Friday, February 22, 2019

Oh so famous!

Sunday, September 23, 2018

A long-running Taiwan Blog is closing

Michael Turton announced closure of The View from Taiwan sixteen days ago. The blog had its drawbacks, but it will hopefully remain online, as an archive of pan-green views, information, and dogmatism – and as a rare collection of photos, showing everyday life in Taiwan.

There are too few English-language windows on Taiwan, and it is bad news that The View isn’t posting anymore.

Monday, April 10, 2017

This Blog is turning Nine

I wouldn’t have been aware of it, but the WordPress stats informed me that I wrote my first blogpost nine years ago. Nine years of decline, if you go by the statistics.

No, not quite. 2011 was the maximum years in terms of clicks (they didn’t count visitors back then), and 2012 was a close second. In 2013, clicks halved, and since then, there has been a gentle descent.

And it’s a sad fact that in all these years, there hasn’t been a single reader from Greenland, from a number of African countries, and from Svalbard.

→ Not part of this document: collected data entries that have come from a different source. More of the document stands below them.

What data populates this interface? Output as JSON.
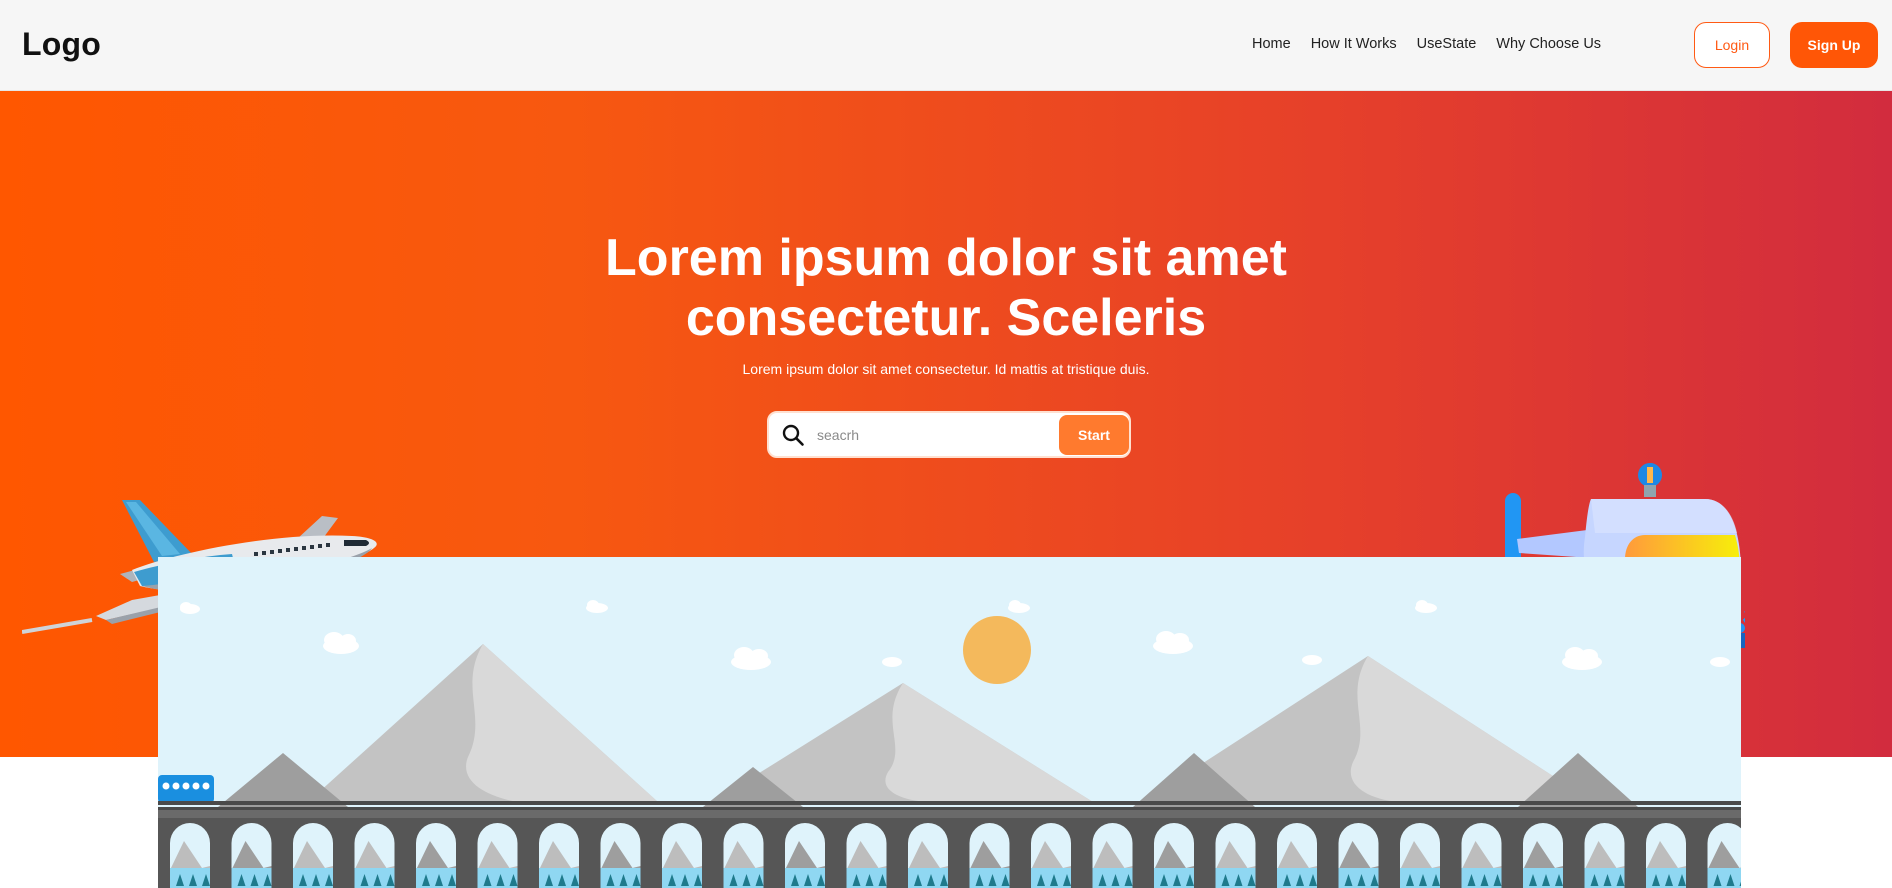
{
  "header": {
    "logo": "Logo",
    "nav": [
      "Home",
      "How It Works",
      "UseState",
      "Why Choose Us"
    ],
    "login_label": "Login",
    "signup_label": "Sign Up"
  },
  "hero": {
    "title_line1": "Lorem ipsum dolor sit amet",
    "title_line2": "consectetur. Sceleris",
    "subtitle": "Lorem ipsum dolor sit amet consectetur. Id mattis at tristique duis.",
    "search": {
      "placeholder": "seacrh",
      "button_label": "Start",
      "icon": "search-icon"
    }
  },
  "colors": {
    "accent": "#ff5606",
    "gradient_start": "#ff5700",
    "gradient_end": "#d22c3e",
    "sky": "#dff3fb"
  }
}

Not according to these statistics, anyway.

Top-five countries: America, Australia, Germany, United Kingdom, and Taiwan.

Top-five posts: China: authoritarian or totalitarian? / China – a nation state? / Reality check: is Taiwan a province of China? / The BBC Globescan poll champion / How ugly sex and dogs can be.

WordPress is a great platform. Hopefully, it will remain the place for many good bloggers and blogs for the years to come.